I can help you with the following tasks:
1. Set reminders: Say 'set reminder' followed by the reminder and time.
2. Create to-do lists: Say 'create to-do list' and then list your tasks one by one.
3. Search the web: Say 'search' followed by the search terms.
4. Show available commands: Say 'help'.
5. To exit, say 'exit' or 'quit'.
"""
print(help_text)
speak(engine, help_text)
def main():
engine = initialize_engine()
speak(engine, "Hello, I am your voice assistant. How can I help you today?")
while True:
command = listen()
if "reminder" in command:
set_reminder(engine, command)
elif "to-do" in command or "todo" in command:
create_todo_list(engine, command)
elif "search" in command:
search_web(engine, command)
elif "help" in command:
show_help(engine)
elif "exit" in command or "quit" in command:
speak(engine, "Goodbye!")
break
if __name__ == "__main__":
main()
Execute The Application
Let’s execute the program by entering:
$ python voice_assistant.py
Lower The Speech Speed
When you execute the voice assistant you may notice the fast speech rate of the voice output. Be default the speech rate is set to 200 words per minute which is quite fast. If you’d like to adapt the speech rate you can ask ChatGPT again to provide you with the necessary instructions:
With the instruction provided by ChatGPT it’s easy to change the implementation of the initialize_engine function to the following to lower the speech rate:
def initialize_engine():
engine = pyttsx3.init()
rate = engine.getProperty('rate')
engine.setProperty('rate', rate - 50)
return engine
Conclusion
In conclusion, using ChatGPT to implement a Python voice assistant has proven to be a highly effective and efficient approach. By leveraging the power of GPT-4, we were able to obtain valuable insights and code snippets that form the building blocks of our voice assistant. The process not only saves time but also provides a solid foundation for understanding the code and its functionality.
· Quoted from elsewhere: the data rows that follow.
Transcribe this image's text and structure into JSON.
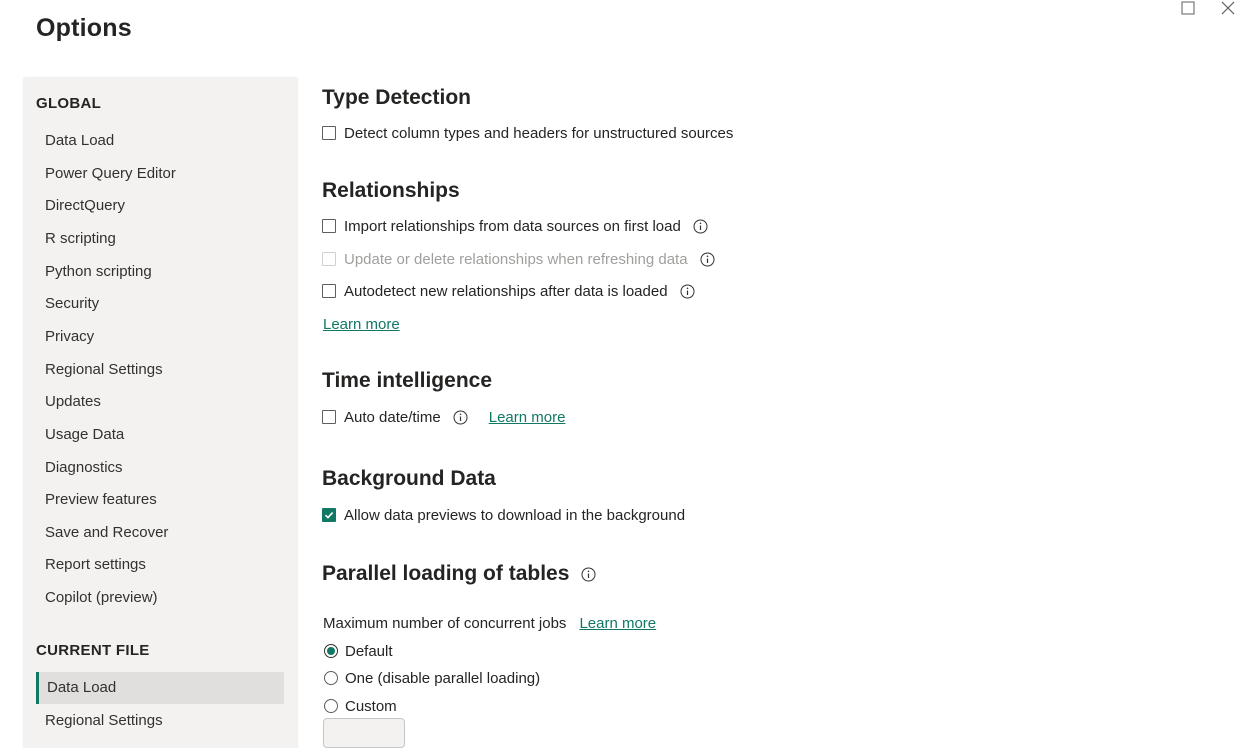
{
  "dialog": {
    "title": "Options"
  },
  "window_controls": {
    "maximize_icon": "maximize-icon",
    "close_icon": "close-icon"
  },
  "sidebar": {
    "global_heading": "GLOBAL",
    "global_items": [
      {
        "label": "Data Load"
      },
      {
        "label": "Power Query Editor"
      },
      {
        "label": "DirectQuery"
      },
      {
        "label": "R scripting"
      },
      {
        "label": "Python scripting"
      },
      {
        "label": "Security"
      },
      {
        "label": "Privacy"
      },
      {
        "label": "Regional Settings"
      },
      {
        "label": "Updates"
      },
      {
        "label": "Usage Data"
      },
      {
        "label": "Diagnostics"
      },
      {
        "label": "Preview features"
      },
      {
        "label": "Save and Recover"
      },
      {
        "label": "Report settings"
      },
      {
        "label": "Copilot (preview)"
      }
    ],
    "current_file_heading": "CURRENT FILE",
    "current_file_items": [
      {
        "label": "Data Load",
        "selected": true
      },
      {
        "label": "Regional Settings",
        "selected": false
      }
    ]
  },
  "type_detection": {
    "title": "Type Detection",
    "detect_column_types": {
      "label": "Detect column types and headers for unstructured sources",
      "checked": false
    }
  },
  "relationships": {
    "title": "Relationships",
    "import_relationships": {
      "label": "Import relationships from data sources on first load",
      "checked": false
    },
    "update_delete": {
      "label": "Update or delete relationships when refreshing data",
      "checked": false,
      "disabled": true
    },
    "autodetect": {
      "label": "Autodetect new relationships after data is loaded",
      "checked": false
    },
    "learn_more": "Learn more"
  },
  "time_intelligence": {
    "title": "Time intelligence",
    "auto_datetime": {
      "label": "Auto date/time",
      "checked": false
    },
    "learn_more": "Learn more"
  },
  "background_data": {
    "title": "Background Data",
    "allow_previews": {
      "label": "Allow data previews to download in the background",
      "checked": true
    }
  },
  "parallel_loading": {
    "title": "Parallel loading of tables",
    "max_jobs_label": "Maximum number of concurrent jobs",
    "learn_more": "Learn more",
    "options": [
      {
        "label": "Default",
        "selected": true
      },
      {
        "label": "One (disable parallel loading)",
        "selected": false
      },
      {
        "label": "Custom",
        "selected": false
      }
    ]
  },
  "colors": {
    "accent": "#117865",
    "sidebar_bg": "#f3f2f1",
    "selected_bg": "#e1dfdd",
    "text": "#252423",
    "disabled_text": "#a19f9d"
  }
}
The resulting voice assistant is capable of handling a variety of tasks such as setting reminders, creating to-do lists, searching the web, and providing an overview of available commands. Through a combination of various Python libraries, like speech_recognition, pyttsx3, and webbrowser, we have built an assistant that demonstrates the potential of integrating GPT-4 into the development process.